Mervo track star struggles to get his studies up to speed

January 04, 1995|By Robert Hilson Jr. | Robert Hilson Jr.,Sun Staff Writer

Over the past six months, James Carter has either won or placed in numerous local and national track meets. He's considered, by many, as one of the state's best high school runners.

James, a junior at Mergenthaler Vocational-Technical High School, has a stack of letters from big-name colleges interested in him for their running teams. He's even mentioned as a contender for the U.S. Olympic team in 2000.

Last month, the Mervo track star missed his first meet in two years. Not running was his mom's idea.

James' mother made him quit the indoor track team after his grades began to decline and his academic average dipped into the 70s. He was doing adequate work in most classes and failed a geometry course.

Although Marilyn Knight is proud of her son's athletic prowess, she feels it is what he learns in the classroom that will carry him through life.

"If I knew he was doing his best and had a 75 [average] then I wouldn't be upset," Ms. Knight said. "But I know this is not the best that he can do. I know that. It wasn't a hard decision. I think that James has to put as much emphasis on his grades as he does on his running."

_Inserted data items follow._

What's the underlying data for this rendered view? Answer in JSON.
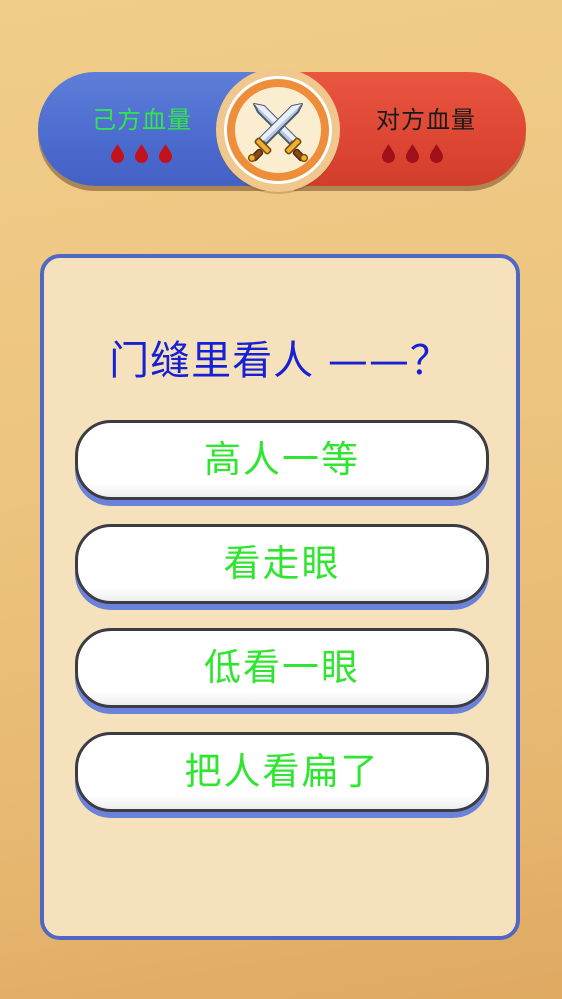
{
  "hud": {
    "self": {
      "label": "己方血量",
      "label_color": "#2ee84a",
      "lives": 3,
      "life_color": "#c4111e",
      "bar_color": "#4f6fd2"
    },
    "enemy": {
      "label": "对方血量",
      "label_color": "#1a1a1a",
      "lives": 3,
      "life_color": "#a0101a",
      "bar_color": "#dc4733"
    },
    "center_icon": "crossed-swords-icon"
  },
  "quiz": {
    "question": "门缝里看人 ——？",
    "question_color": "#1721d4",
    "option_text_color": "#2fe52f",
    "options": [
      {
        "label": "高人一等"
      },
      {
        "label": "看走眼"
      },
      {
        "label": "低看一眼"
      },
      {
        "label": "把人看扁了"
      }
    ]
  },
  "icons": {
    "life": "blood-drop-icon",
    "center": "crossed-swords-icon"
  }
}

For her son, the running ban is something he accepts.

"She wants me do better than I've been doing," said James, 16. "I'm going to do what I have to do and then get back out there and run."

"I think it's a very good decision on the parent's part," said Gene Lawrence, Mervo's principal. "It's good to keep focused on things like academics."

For the past five years, running has been a major part of James' life. In addition to running for the school team, he has spent his summers running for the Ed Waters Track Club, which travels to out-of-state meets. As a sophomore, James turned in a sub-49-second performance in a 400-meter race -- a time that was two seconds off the state record. He ran an 800-meter race that was five seconds off the state record, and he won the city school championship in the triple jump.

During the summer, he placed third in the 400 meters and ran the lead-off leg for the title-winning relay squad at the Junior Olympic Track Field Championships in Florida. He won the 200 meters, 400 meters and triple jump at a meet in Massachusetts.

"I was working real hard trying to improve and I think that I have, I know I have," James said. "I don't know. Maybe I put too much time in it [track] and not enough for school."

James is enrolled in Mervo's drafting program and hopes to become an architect. Although he was still passing most classes, James figures that before he dropped from the team he was spending 80 percent of his time running track and 20 percent on academics.

William Johnson, James' drafting teacher at Mervo, said the teen-ager seemed disinterested in his work.

"He used to really get upset when he couldn't understand something. Once he understood it, he'd say, 'Yes, I've got it.' " This school year, Mr. Johnson said, "it seems like he's got something else on his mind."

Victor Gugliuzza, an English teacher at Mervo, said that, although James is doing all right in his class, he applauds the mother's decision.

"It's very good because it shows that his mother is paying attention to his work," Mr. Gugliuzza said. "That track will open doors, but he doesn't want to just be a runner for them, he wants to be a student, too."

Several major colleges -- including Penn State, Ohio State and Texas -- have contacted James.

Rob Fieter of the Ohio State sports department said the university won't lose interest because James doesn't run track for a semester.

"This just means that if he decides to come to us he'll be ready academically for college," Mr. Fieter said. "We want good student athletes."

Freddie Hendricks, Mervo's track coach for 25 years and a coach for the Ed Waters Track Club, said James is a gifted athlete who can compete in many track events.

"He's an exceptional athlete," Mr. Hendricks said. "As a student-athlete, he's an average student. He still doesn't see the need to apply himself fully in the class. He said he's willing to work on it now."

Mr. Hendricks said James had passing grades, not low enough to force him from the team, but he agrees with Ms. Knight's decision.

"Grades in the low 70s aren't what he needs. He needs to get to the B-plus range, and everybody knows he can do it," Mr. Hendricks said. "We have to get him to focus on getting the grades up to the point where it makes everything else possible."

Now, instead of practicing with the track team every day, James goes home to study. He's confident that he can pull up his grades. "I want to run so I'm going to hit the books. I don't mind it because it's going to make me more than just someone who runs," James said.

For additional inspiration, he can look to his mother. A single parent rearing two children, she began her freshman year at Baltimore City Community College in the fall.

TC "You can't just do enough to get by, you have to excel," Ms. Knight said. "If I can work full time, take care of a family and get good grades, he can get good grades, too."